Parameter clientToken : A unique identifier that represents a client request. The request is idempotent, which ensures that an API request completes only once. When users send a request, Amazon GameLift Streams automatically populates this field.

Parameter defaultApplicationIdentifier : The unique identifier of the Amazon GameLift Streams application that you want to set as the default application in a stream group. The application that you specify must be in READY status. The default application is pre-cached on always-on compute resources, reducing stream startup times. Other applications are automatically cached as needed.

If you do not link an application when you create a stream group, you will need to link one later, before you can start streaming, using AssociateApplications.

This value is an Amazon Resource Name (ARN) or ID that uniquely identifies the application resource. Example ARN: arn:aws:gameliftstreams:us-west-2:111122223333:application/a-9ZY8X7Wv6. Example ID: a-9ZY8X7Wv6.

Parameter locationConfigurations : A set of one or more locations and the streaming capacity for each location.

Parameter tags : A list of labels to assign to the new stream group resource. Tags are developer-defined key-value pairs. Tagging Amazon Web Services resources is useful for resource management, access management and cost allocation. See Tagging Amazon Web Services Resources in the Amazon Web Services General Reference.
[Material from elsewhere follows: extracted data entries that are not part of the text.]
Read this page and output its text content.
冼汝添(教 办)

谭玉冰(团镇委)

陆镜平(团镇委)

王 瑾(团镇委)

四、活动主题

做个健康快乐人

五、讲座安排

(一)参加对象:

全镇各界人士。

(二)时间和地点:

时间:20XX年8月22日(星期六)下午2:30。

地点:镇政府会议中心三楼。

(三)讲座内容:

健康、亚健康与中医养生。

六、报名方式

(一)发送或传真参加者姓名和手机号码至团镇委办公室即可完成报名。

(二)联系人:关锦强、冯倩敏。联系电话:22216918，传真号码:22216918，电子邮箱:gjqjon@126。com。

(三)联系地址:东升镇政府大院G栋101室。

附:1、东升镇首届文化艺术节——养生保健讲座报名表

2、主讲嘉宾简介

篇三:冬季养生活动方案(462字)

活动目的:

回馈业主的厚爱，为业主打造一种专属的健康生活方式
You can use TagResource to add tags, UntagResource to remove tags, and ListTagsForResource to view tags on existing resources.

Implementation

Future<CreateStreamGroupOutput> createStreamGroup({
  required String description,
  required StreamClass streamClass,
  String? clientToken,
  String? defaultApplicationIdentifier,
  List<LocationConfiguration>? locationConfigurations,
  Map<String, String>? tags,
}) async {
  final $payload = <String, dynamic>{
    'Description': description,
    'StreamClass': streamClass.value,
    'ClientToken': clientToken ?? _s.generateIdempotencyToken(),
    if (defaultApplicationIdentifier != null)
      'DefaultApplicationIdentifier': defaultApplicationIdentifier,
    if (locationConfigurations != null)
      'LocationConfigurations': locationConfigurations,
    if (tags != null) 'Tags': tags,
  };
  final response = await _protocol.send(
    payload: $payload,
    method: 'POST',
    requestUri: '/streamgroups',
    exceptionFnMap: _exceptionFns,
  );
  return CreateStreamGroupOutput.fromJson(response);
}